Answer
y=$\sqrt (25-x^{2}$)
x-intercepts at (5,0) and (-5.0)
y-intercept at (0,5)
Work Step by Step
Find Intercepts:
x-int
0=$\sqrt (25-x^{2}$)
x=5,-5
x-intercepts at (5,0) and (-5.0)
y-int
y=$\sqrt (25-0^{2}$)
y=5,-5
y-intercept at (0,5)
Find Symmetry:
Substitute -x for x.

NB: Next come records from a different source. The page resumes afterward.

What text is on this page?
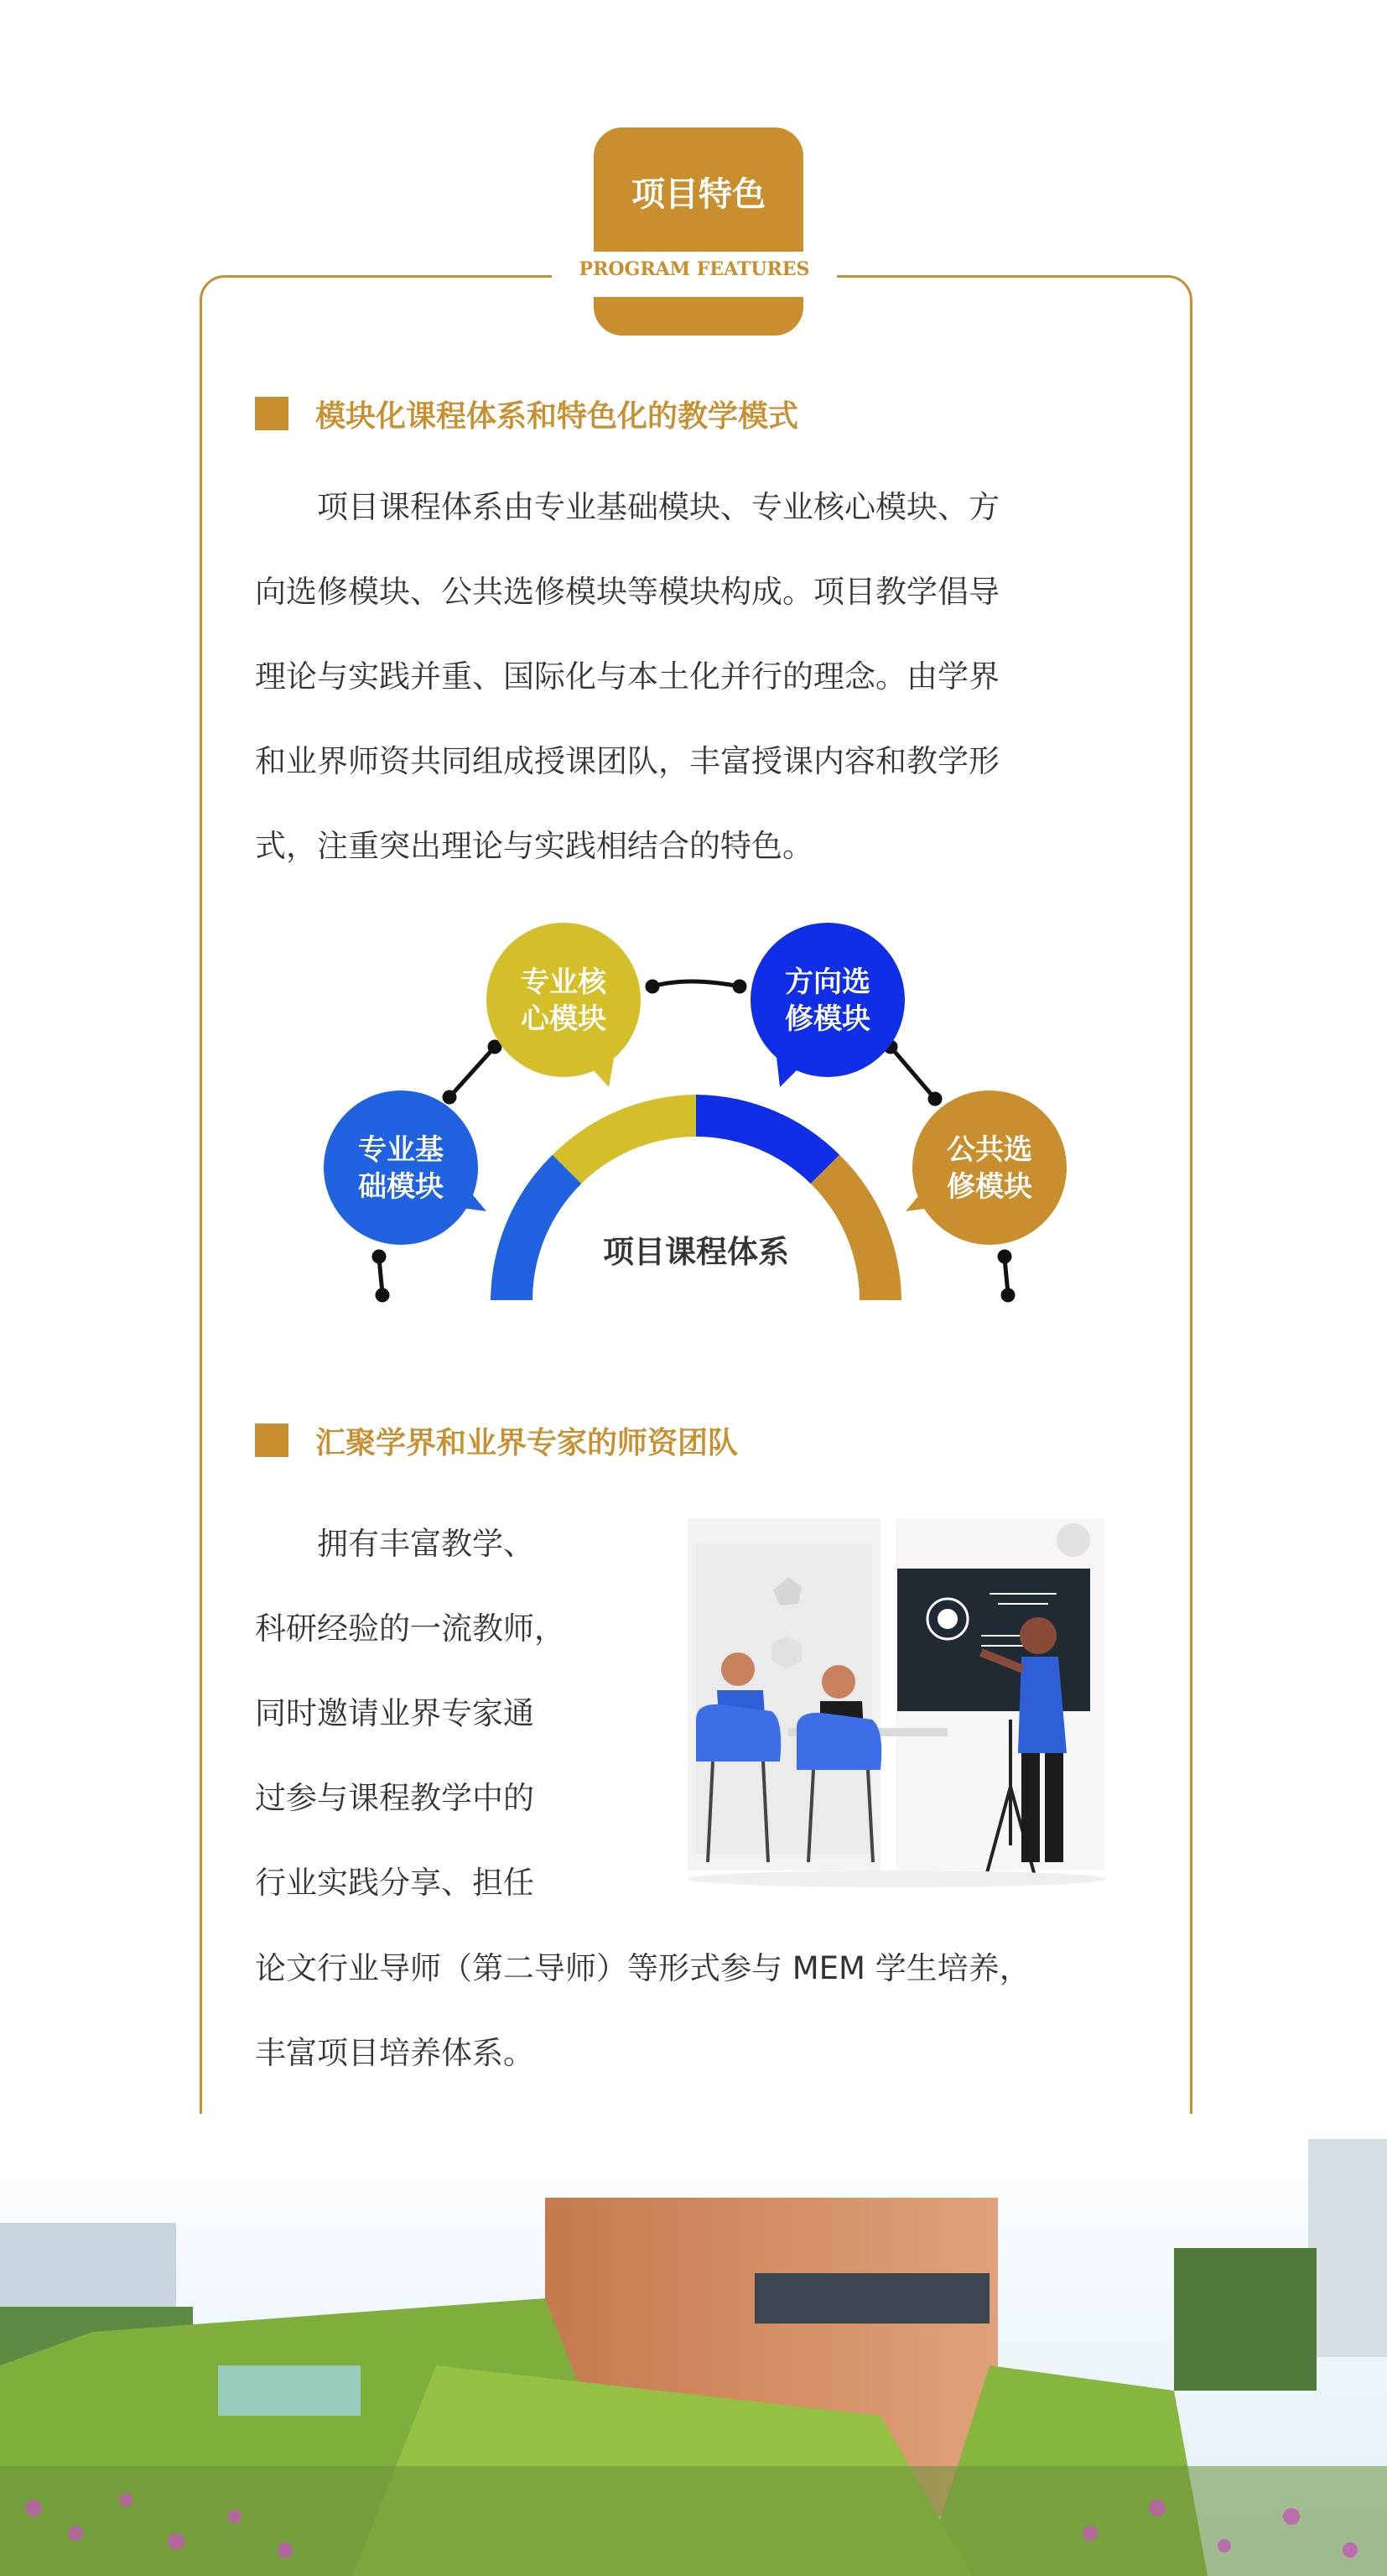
项目特色
PROGRAM FEATURES
模块化课程体系和特色化的教学模式
　　项目课程体系由专业基础模块、专业核心模块、方
向选修模块、公共选修模块等模块构成。项目教学倡导
理论与实践并重、国际化与本土化并行的理念。由学界
和业界师资共同组成授课团队，丰富授课内容和教学形
式，注重突出理论与实践相结合的特色。
专业基
础模块
专业核
心模块
方向选
修模块
公共选
修模块
项目课程体系
汇聚学界和业界专家的师资团队
　　拥有丰富教学、
科研经验的一流教师，
同时邀请业界专家通
过参与课程教学中的
行业实践分享、担任
论文行业导师（第二导师）等形式参与 MEM 学生培养，
丰富项目培养体系。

If equation is equivalent, graph is symmetric to y-axis.
y=$\sqrt (25-(-x)^{2}$)
y=$\sqrt (25-x^{2}$)
Equations are equivalent, so function is symmetric to y-axis.
Substitute -y for y. If equation is equivalent, graph is symmetric to x-axis.
(-y)=$\sqrt (25-x^{2}$)
y=-$\sqrt (25-x^{2}$)
Equations are not equivalent, so not symmetric to x-axis.
Substitute -y for y and -x for x. If equation is equivalent, graph is symmetric to origin.
(-y)=$\sqrt (25-(-x)^{2}$)
y=-$\sqrt (25-x^{2}$)
Equations are not equivalent, so not symmetric to origin.